I must confess, the recent opinions article entitled “Consider alternatives to defunding Planned Parenthood” left my mind baffled and my heart broken. Intended to educate and help Christians “fully learn the whole issue before jumping on the anti-Planned Parenthood bandwagon,” the article presents America’s largest abortion provider as an “essential,” “mammogram-providing” “advocate for women’s health,” with abortion as “only 3 percent” of its services, which have been unjustly “discredited” by “heavily edited” “fraud videos.”

A FACT-CHECK

This article has done a superb job of rehearsing Planned Parenthood’s talking points for us. Yet in interests of moving the conversation forward, a fact-check is in order:

A third-party digital forensics firm corroborated the authenticity of the videos exposing PP’s abortion practices, unlike the firm PP itself hired that, predictably, ruled them fraudulent. Not only has Planned Parenthood’s 3 percent claim has been proven a fiction, Planned Parenthood — by its president’s own admission — does not provide mammograms. Moreover, women’s health clinics with full range services including mammograms outnumber PP centers by a ratio of 20:1, and could easily absorb PP’s clientele.

The article also pushes us into an ultimatum in which we must either defund PP or care about women’s health. But it is not a simple Either-Or. It can be a beautiful Both-And.

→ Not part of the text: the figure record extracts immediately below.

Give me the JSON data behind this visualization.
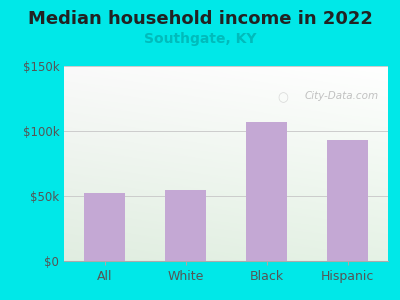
{
  "categories": [
    "All",
    "White",
    "Black",
    "Hispanic"
  ],
  "values": [
    52000,
    55000,
    107000,
    93000
  ],
  "bar_color": "#c4a8d4",
  "title": "Median household income in 2022",
  "subtitle": "Southgate, KY",
  "subtitle_color": "#00bbbb",
  "title_color": "#222222",
  "background_color": "#00e8e8",
  "ylim": [
    0,
    150000
  ],
  "yticks": [
    0,
    50000,
    100000,
    150000
  ],
  "ytick_labels": [
    "$0",
    "$50k",
    "$100k",
    "$150k"
  ],
  "watermark": "City-Data.com",
  "title_fontsize": 13,
  "subtitle_fontsize": 10,
  "tick_label_fontsize": 8.5,
  "xlabel_fontsize": 9,
  "plot_bg_gradient_top": "#f0f8f0",
  "plot_bg_gradient_bottom": "#e8f4e8",
  "plot_bg_upper_right": "#f8f8f8"
}
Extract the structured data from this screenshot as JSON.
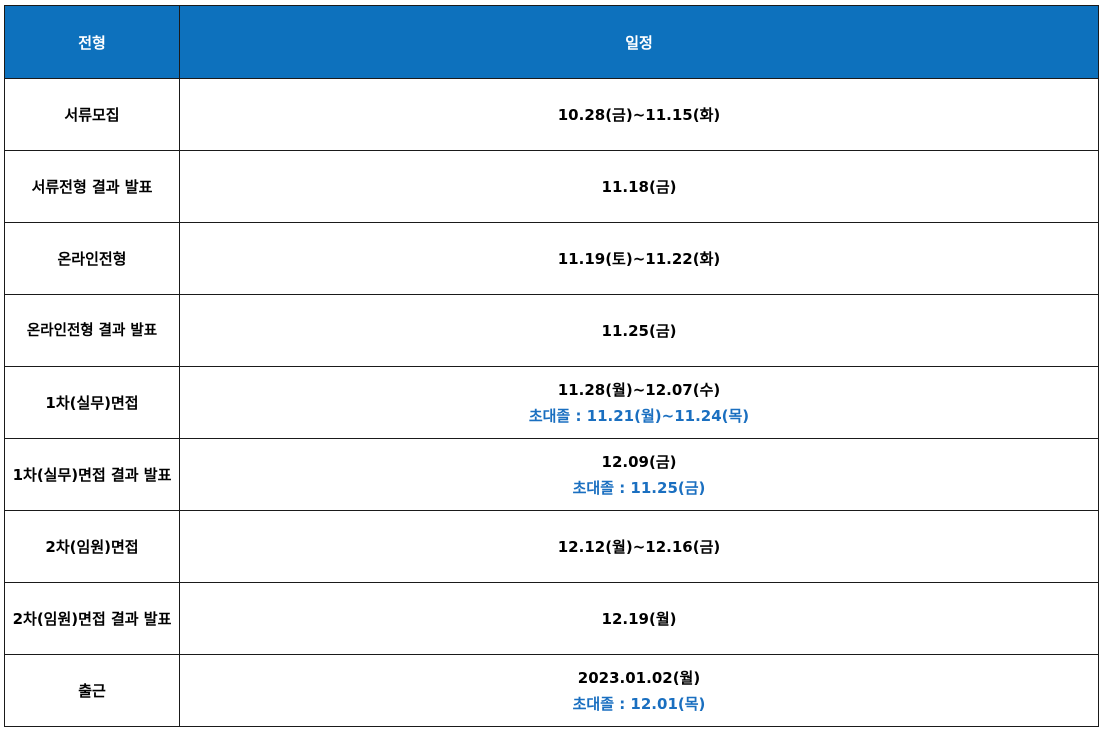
{
  "header": {
    "col1": "전형",
    "col2": "일정"
  },
  "rows": [
    {
      "stage": "서류모집",
      "schedule": "10.28(금)~11.15(화)",
      "note": ""
    },
    {
      "stage": "서류전형 결과 발표",
      "schedule": "11.18(금)",
      "note": ""
    },
    {
      "stage": "온라인전형",
      "schedule": "11.19(토)~11.22(화)",
      "note": ""
    },
    {
      "stage": "온라인전형 결과 발표",
      "schedule": "11.25(금)",
      "note": ""
    },
    {
      "stage": "1차(실무)면접",
      "schedule": "11.28(월)~12.07(수)",
      "note": "초대졸 : 11.21(월)~11.24(목)"
    },
    {
      "stage": "1차(실무)면접 결과 발표",
      "schedule": "12.09(금)",
      "note": "초대졸 : 11.25(금)"
    },
    {
      "stage": "2차(임원)면접",
      "schedule": "12.12(월)~12.16(금)",
      "note": ""
    },
    {
      "stage": "2차(임원)면접 결과 발표",
      "schedule": "12.19(월)",
      "note": ""
    },
    {
      "stage": "출근",
      "schedule": "2023.01.02(월)",
      "note": "초대졸 : 12.01(목)"
    }
  ],
  "colors": {
    "header_bg": "#0d71bd",
    "header_text": "#ffffff",
    "note_text": "#1a6fc0"
  }
}
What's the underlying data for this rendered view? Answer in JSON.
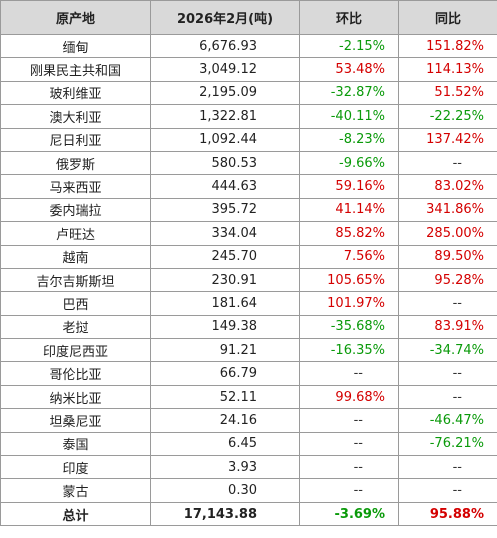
{
  "headers": [
    "原产地",
    "2026年2月(吨)",
    "环比",
    "同比"
  ],
  "colors": {
    "positive": "#d40000",
    "negative": "#0a9a0a",
    "header_bg": "#d9d9d9"
  },
  "rows": [
    {
      "origin": "缅甸",
      "tons": "6,676.93",
      "mom": "-2.15%",
      "yoy": "151.82%"
    },
    {
      "origin": "刚果民主共和国",
      "tons": "3,049.12",
      "mom": "53.48%",
      "yoy": "114.13%"
    },
    {
      "origin": "玻利维亚",
      "tons": "2,195.09",
      "mom": "-32.87%",
      "yoy": "51.52%"
    },
    {
      "origin": "澳大利亚",
      "tons": "1,322.81",
      "mom": "-40.11%",
      "yoy": "-22.25%"
    },
    {
      "origin": "尼日利亚",
      "tons": "1,092.44",
      "mom": "-8.23%",
      "yoy": "137.42%"
    },
    {
      "origin": "俄罗斯",
      "tons": "580.53",
      "mom": "-9.66%",
      "yoy": "--"
    },
    {
      "origin": "马来西亚",
      "tons": "444.63",
      "mom": "59.16%",
      "yoy": "83.02%"
    },
    {
      "origin": "委内瑞拉",
      "tons": "395.72",
      "mom": "41.14%",
      "yoy": "341.86%"
    },
    {
      "origin": "卢旺达",
      "tons": "334.04",
      "mom": "85.82%",
      "yoy": "285.00%"
    },
    {
      "origin": "越南",
      "tons": "245.70",
      "mom": "7.56%",
      "yoy": "89.50%"
    },
    {
      "origin": "吉尔吉斯斯坦",
      "tons": "230.91",
      "mom": "105.65%",
      "yoy": "95.28%"
    },
    {
      "origin": "巴西",
      "tons": "181.64",
      "mom": "101.97%",
      "yoy": "--"
    },
    {
      "origin": "老挝",
      "tons": "149.38",
      "mom": "-35.68%",
      "yoy": "83.91%"
    },
    {
      "origin": "印度尼西亚",
      "tons": "91.21",
      "mom": "-16.35%",
      "yoy": "-34.74%"
    },
    {
      "origin": "哥伦比亚",
      "tons": "66.79",
      "mom": "--",
      "yoy": "--"
    },
    {
      "origin": "纳米比亚",
      "tons": "52.11",
      "mom": "99.68%",
      "yoy": "--"
    },
    {
      "origin": "坦桑尼亚",
      "tons": "24.16",
      "mom": "--",
      "yoy": "-46.47%"
    },
    {
      "origin": "泰国",
      "tons": "6.45",
      "mom": "--",
      "yoy": "-76.21%"
    },
    {
      "origin": "印度",
      "tons": "3.93",
      "mom": "--",
      "yoy": "--"
    },
    {
      "origin": "蒙古",
      "tons": "0.30",
      "mom": "--",
      "yoy": "--"
    }
  ],
  "total": {
    "origin": "总计",
    "tons": "17,143.88",
    "mom": "-3.69%",
    "yoy": "95.88%"
  }
}
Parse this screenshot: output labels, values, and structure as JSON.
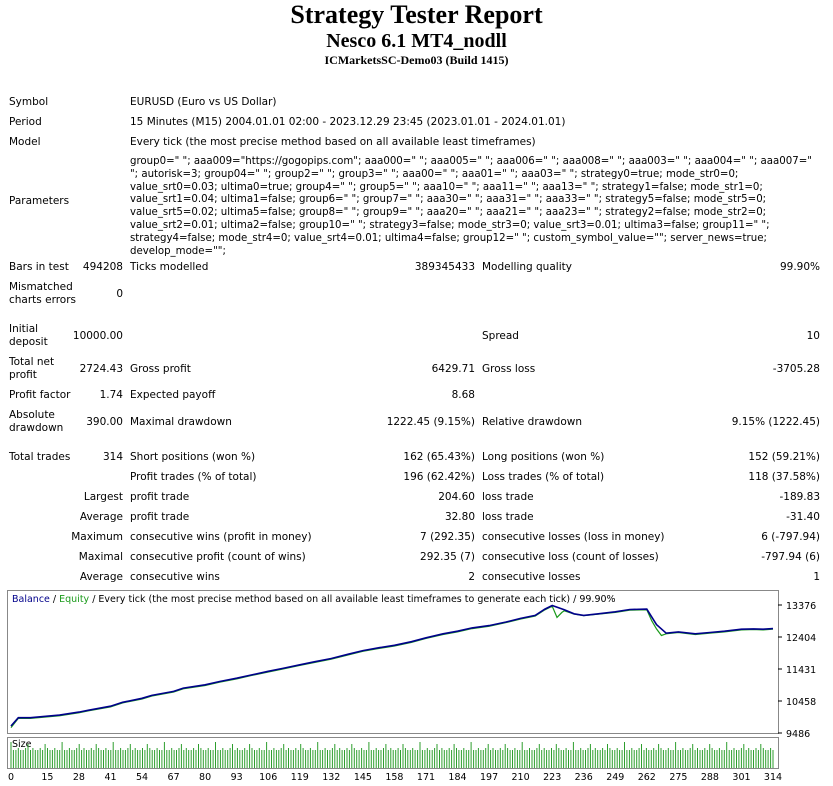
{
  "report": {
    "title": "Strategy Tester Report",
    "expert": "Nesco 6.1 MT4_nodll",
    "server": "ICMarketsSC-Demo03 (Build 1415)"
  },
  "info": {
    "symbol_label": "Symbol",
    "symbol_value": "EURUSD (Euro vs US Dollar)",
    "period_label": "Period",
    "period_value": "15 Minutes (M15) 2004.01.01 02:00 - 2023.12.29 23:45 (2023.01.01 - 2024.01.01)",
    "model_label": "Model",
    "model_value": "Every tick (the most precise method based on all available least timeframes)",
    "parameters_label": "Parameters",
    "parameters_value": "group0=\" \"; aaa009=\"https://gogopips.com\"; aaa000=\" \"; aaa005=\" \"; aaa006=\" \"; aaa008=\" \"; aaa003=\" \"; aaa004=\" \"; aaa007=\" \"; autorisk=3; group04=\" \"; group2=\" \"; group3=\" \"; aaa00=\" \"; aaa01=\" \"; aaa03=\" \"; strategy0=true; mode_str0=0; value_srt0=0.03; ultima0=true; group4=\" \"; group5=\" \"; aaa10=\" \"; aaa11=\" \"; aaa13=\" \"; strategy1=false; mode_str1=0; value_srt1=0.04; ultima1=false; group6=\" \"; group7=\" \"; aaa30=\" \"; aaa31=\" \"; aaa33=\" \"; strategy5=false; mode_str5=0; value_srt5=0.02; ultima5=false; group8=\" \"; group9=\" \"; aaa20=\" \"; aaa21=\" \"; aaa23=\" \"; strategy2=false; mode_str2=0; value_srt2=0.01; ultima2=false; group10=\" \"; strategy3=false; mode_str3=0; value_srt3=0.01; ultima3=false; group11=\" \"; strategy4=false; mode_str4=0; value_srt4=0.01; ultima4=false; group12=\" \"; custom_symbol_value=\"\"; server_news=true; develop_mode=\"\";"
  },
  "stats": {
    "bars_label": "Bars in test",
    "bars_value": "494208",
    "ticks_label": "Ticks modelled",
    "ticks_value": "389345433",
    "quality_label": "Modelling quality",
    "quality_value": "99.90%",
    "mismatched_label": "Mismatched charts errors",
    "mismatched_value": "0",
    "deposit_label": "Initial deposit",
    "deposit_value": "10000.00",
    "spread_label": "Spread",
    "spread_value": "10",
    "netprofit_label": "Total net profit",
    "netprofit_value": "2724.43",
    "grossprofit_label": "Gross profit",
    "grossprofit_value": "6429.71",
    "grossloss_label": "Gross loss",
    "grossloss_value": "-3705.28",
    "pf_label": "Profit factor",
    "pf_value": "1.74",
    "payoff_label": "Expected payoff",
    "payoff_value": "8.68",
    "absdd_label": "Absolute drawdown",
    "absdd_value": "390.00",
    "maxdd_label": "Maximal drawdown",
    "maxdd_value": "1222.45 (9.15%)",
    "reldd_label": "Relative drawdown",
    "reldd_value": "9.15% (1222.45)",
    "trades_label": "Total trades",
    "trades_value": "314",
    "short_label": "Short positions (won %)",
    "short_value": "162 (65.43%)",
    "long_label": "Long positions (won %)",
    "long_value": "152 (59.21%)",
    "ptrades_label": "Profit trades (% of total)",
    "ptrades_value": "196 (62.42%)",
    "ltrades_label": "Loss trades (% of total)",
    "ltrades_value": "118 (37.58%)",
    "largest_label": "Largest",
    "largest_profit_label": "profit trade",
    "largest_profit_value": "204.60",
    "largest_loss_label": "loss trade",
    "largest_loss_value": "-189.83",
    "average_label": "Average",
    "average_profit_label": "profit trade",
    "average_profit_value": "32.80",
    "average_loss_label": "loss trade",
    "average_loss_value": "-31.40",
    "maximum_label": "Maximum",
    "max_wins_label": "consecutive wins (profit in money)",
    "max_wins_value": "7 (292.35)",
    "max_losses_label": "consecutive losses (loss in money)",
    "max_losses_value": "6 (-797.94)",
    "maximal_label": "Maximal",
    "maximal_profit_label": "consecutive profit (count of wins)",
    "maximal_profit_value": "292.35 (7)",
    "maximal_loss_label": "consecutive loss (count of losses)",
    "maximal_loss_value": "-797.94 (6)",
    "avgcons_label": "Average",
    "avg_wins_label": "consecutive wins",
    "avg_wins_value": "2",
    "avg_losses_label": "consecutive losses",
    "avg_losses_value": "1"
  },
  "chart_data": {
    "type": "line",
    "legend_balance": "Balance",
    "legend_sep1": " / ",
    "legend_equity": "Equity",
    "legend_rest": " / Every tick (the most precise method based on all available least timeframes to generate each tick) / 99.90%",
    "size_label": "Size",
    "y_ticks": [
      "13376",
      "12404",
      "11431",
      "10458",
      "9486"
    ],
    "ylim": [
      9486,
      13376
    ],
    "x_ticks": [
      "0",
      "15",
      "28",
      "41",
      "54",
      "67",
      "80",
      "93",
      "106",
      "119",
      "132",
      "145",
      "158",
      "171",
      "184",
      "197",
      "210",
      "223",
      "236",
      "249",
      "262",
      "275",
      "288",
      "301",
      "314"
    ],
    "xlim": [
      0,
      314
    ],
    "series": [
      {
        "name": "Balance",
        "color": "#00008b",
        "x": [
          0,
          3,
          8,
          20,
          28,
          32,
          41,
          46,
          54,
          58,
          67,
          71,
          80,
          86,
          93,
          99,
          106,
          112,
          119,
          125,
          132,
          139,
          145,
          152,
          158,
          165,
          171,
          178,
          184,
          190,
          197,
          204,
          210,
          216,
          220,
          223,
          228,
          232,
          236,
          242,
          249,
          255,
          262,
          266,
          270,
          275,
          282,
          288,
          294,
          301,
          306,
          310,
          314
        ],
        "y": [
          9700,
          9950,
          9950,
          10030,
          10120,
          10180,
          10300,
          10420,
          10540,
          10630,
          10750,
          10850,
          10950,
          11050,
          11150,
          11250,
          11360,
          11450,
          11560,
          11650,
          11750,
          11880,
          11990,
          12080,
          12150,
          12260,
          12380,
          12500,
          12580,
          12680,
          12750,
          12860,
          12970,
          13060,
          13250,
          13360,
          13230,
          13110,
          13060,
          13110,
          13170,
          13240,
          13250,
          12780,
          12520,
          12560,
          12500,
          12540,
          12580,
          12640,
          12650,
          12640,
          12660
        ]
      },
      {
        "name": "Equity",
        "color": "#1a9a1a",
        "x": [
          0,
          3,
          8,
          20,
          28,
          32,
          41,
          46,
          54,
          58,
          67,
          71,
          80,
          86,
          93,
          99,
          106,
          112,
          119,
          125,
          132,
          139,
          145,
          152,
          158,
          165,
          171,
          178,
          184,
          190,
          197,
          204,
          210,
          216,
          220,
          223,
          225,
          227,
          228,
          232,
          236,
          242,
          249,
          255,
          262,
          264,
          266,
          268,
          270,
          275,
          282,
          288,
          294,
          301,
          306,
          310,
          314
        ],
        "y": [
          9650,
          9930,
          9930,
          10010,
          10100,
          10160,
          10280,
          10400,
          10520,
          10610,
          10730,
          10830,
          10930,
          11030,
          11130,
          11230,
          11340,
          11430,
          11540,
          11630,
          11730,
          11860,
          11970,
          12060,
          12130,
          12240,
          12360,
          12480,
          12560,
          12660,
          12730,
          12840,
          12950,
          13040,
          13230,
          13340,
          13000,
          13150,
          13200,
          13100,
          13050,
          13100,
          13150,
          13220,
          13230,
          12900,
          12650,
          12450,
          12500,
          12540,
          12480,
          12520,
          12560,
          12620,
          12630,
          12620,
          12640
        ]
      }
    ],
    "size_bars_count": 314,
    "grid": true
  }
}
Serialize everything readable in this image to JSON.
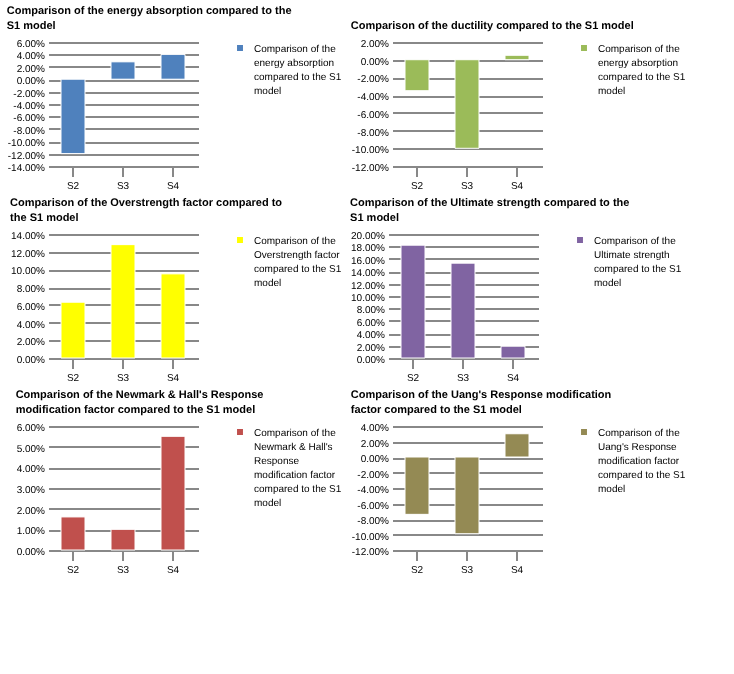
{
  "chart_data": [
    {
      "type": "bar",
      "title": "Comparison of the energy absorption compared to the S1 model",
      "categories": [
        "S2",
        "S3",
        "S4"
      ],
      "series": [
        {
          "name": "Comparison of the energy absorption compared to the S1 model",
          "color": "#4f81bd",
          "values": [
            -12,
            2.8,
            4
          ]
        }
      ],
      "ylim": [
        -14,
        6
      ],
      "yticks": [
        {
          "value": 6,
          "label": "6.00%"
        },
        {
          "value": 4,
          "label": "4.00%"
        },
        {
          "value": 2,
          "label": "2.00%"
        },
        {
          "value": 0,
          "label": "0.00%"
        },
        {
          "value": -2,
          "label": "-2.00%"
        },
        {
          "value": -4,
          "label": "-4.00%"
        },
        {
          "value": -6,
          "label": "-6.00%"
        },
        {
          "value": -8,
          "label": "-8.00%"
        },
        {
          "value": -10,
          "label": "-10.00%"
        },
        {
          "value": -12,
          "label": "-12.00%"
        },
        {
          "value": -14,
          "label": "-14.00%"
        }
      ],
      "grid": "y",
      "legend": "right"
    },
    {
      "type": "bar",
      "title": "Comparison of the ductility compared to the S1 model",
      "categories": [
        "S2",
        "S3",
        "S4"
      ],
      "series": [
        {
          "name": "Comparison of the energy absorption compared to the S1 model",
          "color": "#9bbb59",
          "values": [
            -3.5,
            -10,
            0.5
          ]
        }
      ],
      "ylim": [
        -12,
        2
      ],
      "yticks": [
        {
          "value": 2,
          "label": "2.00%"
        },
        {
          "value": 0,
          "label": "0.00%"
        },
        {
          "value": -2,
          "label": "-2.00%"
        },
        {
          "value": -4,
          "label": "-4.00%"
        },
        {
          "value": -6,
          "label": "-6.00%"
        },
        {
          "value": -8,
          "label": "-8.00%"
        },
        {
          "value": -10,
          "label": "-10.00%"
        },
        {
          "value": -12,
          "label": "-12.00%"
        }
      ],
      "grid": "y",
      "legend": "right"
    },
    {
      "type": "bar",
      "title": "Comparison of the Overstrength factor compared to the S1 model",
      "categories": [
        "S2",
        "S3",
        "S4"
      ],
      "series": [
        {
          "name": "Comparison of the Overstrength factor compared to the S1 model",
          "color": "#ffff00",
          "values": [
            6.3,
            12.8,
            9.5
          ]
        }
      ],
      "ylim": [
        0,
        14
      ],
      "yticks": [
        {
          "value": 0,
          "label": "0.00%"
        },
        {
          "value": 2,
          "label": "2.00%"
        },
        {
          "value": 4,
          "label": "4.00%"
        },
        {
          "value": 6,
          "label": "6.00%"
        },
        {
          "value": 8,
          "label": "8.00%"
        },
        {
          "value": 10,
          "label": "10.00%"
        },
        {
          "value": 12,
          "label": "12.00%"
        },
        {
          "value": 14,
          "label": "14.00%"
        }
      ],
      "grid": "y",
      "legend": "right"
    },
    {
      "type": "bar",
      "title": "Comparison of the Ultimate strength compared to the S1 model",
      "categories": [
        "S2",
        "S3",
        "S4"
      ],
      "series": [
        {
          "name": "Comparison of the Ultimate strength compared to the S1 model",
          "color": "#8064a2",
          "values": [
            18.2,
            15.3,
            1.9
          ]
        }
      ],
      "ylim": [
        0,
        20
      ],
      "yticks": [
        {
          "value": 0,
          "label": "0.00%"
        },
        {
          "value": 2,
          "label": "2.00%"
        },
        {
          "value": 4,
          "label": "4.00%"
        },
        {
          "value": 6,
          "label": "6.00%"
        },
        {
          "value": 8,
          "label": "8.00%"
        },
        {
          "value": 10,
          "label": "10.00%"
        },
        {
          "value": 12,
          "label": "12.00%"
        },
        {
          "value": 14,
          "label": "14.00%"
        },
        {
          "value": 16,
          "label": "16.00%"
        },
        {
          "value": 18,
          "label": "18.00%"
        },
        {
          "value": 20,
          "label": "20.00%"
        }
      ],
      "grid": "y",
      "legend": "right"
    },
    {
      "type": "bar",
      "title": "Comparison of the Newmark & Hall's Response modification factor compared to the S1 model",
      "categories": [
        "S2",
        "S3",
        "S4"
      ],
      "series": [
        {
          "name": "Comparison of the Newmark & Hall's Response modification factor compared to the S1 model",
          "color": "#c0504d",
          "values": [
            1.6,
            1,
            5.5
          ]
        }
      ],
      "ylim": [
        0,
        6
      ],
      "yticks": [
        {
          "value": 0,
          "label": "0.00%"
        },
        {
          "value": 1,
          "label": "1.00%"
        },
        {
          "value": 2,
          "label": "2.00%"
        },
        {
          "value": 3,
          "label": "3.00%"
        },
        {
          "value": 4,
          "label": "4.00%"
        },
        {
          "value": 5,
          "label": "5.00%"
        },
        {
          "value": 6,
          "label": "6.00%"
        }
      ],
      "grid": "y",
      "legend": "right"
    },
    {
      "type": "bar",
      "title": "Comparison of the Uang's Response modification factor compared to the S1 model",
      "categories": [
        "S2",
        "S3",
        "S4"
      ],
      "series": [
        {
          "name": "Comparison of the Uang's Response modification factor compared to the S1 model",
          "color": "#948a54",
          "values": [
            -7.4,
            -9.9,
            3
          ]
        }
      ],
      "ylim": [
        -12,
        4
      ],
      "yticks": [
        {
          "value": 4,
          "label": "4.00%"
        },
        {
          "value": 2,
          "label": "2.00%"
        },
        {
          "value": 0,
          "label": "0.00%"
        },
        {
          "value": -2,
          "label": "-2.00%"
        },
        {
          "value": -4,
          "label": "-4.00%"
        },
        {
          "value": -6,
          "label": "-6.00%"
        },
        {
          "value": -8,
          "label": "-8.00%"
        },
        {
          "value": -10,
          "label": "-10.00%"
        },
        {
          "value": -12,
          "label": "-12.00%"
        }
      ],
      "grid": "y",
      "legend": "right"
    }
  ]
}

As policy analyst Sarah Torre puts it, we could “put the funds to more effective use by redirecting them to the thousands of health centers across the country that provide women’s health care that is not entangled with abortion or questionable handling of baby body parts.”

But here is what I find most heart-breaking about this piece — an attempt to help us “fully learn the whole issue” makes no mention of millions of defenseless lives terminated by PP. Nor does it mention the many women who have courageously told their stories of being chewed up and spit out by an exploitative abortion industry. I am all for students voicing their opinions, particularly when they honestly question the status quo. But when an article claiming to help Christians see “the whole issue” completely leaves out the voice of PP’s many victims, without even a shrug much less sympathy for their plight, it causes readers to question who’s really doing the “heavy editing.”

WE ARE UNBLEMISHED

I close with this reflection: Ezekiel 16 tells a moving story of an unwanted baby left to die. God showed up and said, “When I passed by you and saw you wallowing in your blood, I said to you in your blood “Live!” In his letter to Ephesus, Paul draws from this imagery when he says that God calls us “unblemished.”

Ephesus, like many Roman cities, had human dumps just outside the city, a place to throw away those deemed worthless and unwanted — most often, babies. Society had a name for those it judged unworthy of life — the “blemished.” But God calls them “unblemished!” Paul offers us a vivid picture of the Gospel in which we who were society’s unwanted, vulnerable, and left-to-die have become God’s wanted, protected, living treasures.

ENGAGING THE WHOLE ISSUE

The early church lived out this good news, subverting the bad news of a culture that said some lives were worth living and others were not. Our ancient brothers and sisters defended the rights of the exploited and vulnerable, and called them “unblemished,” because that’s exactly what God did for them. As Christians we have yet to engage “the whole issue” if we do not bring the Gospel of life to bear against the essential premise upon which Planned Parenthood’s billion-dollar empire has been built, the deception that some human lives are worth living and others are not.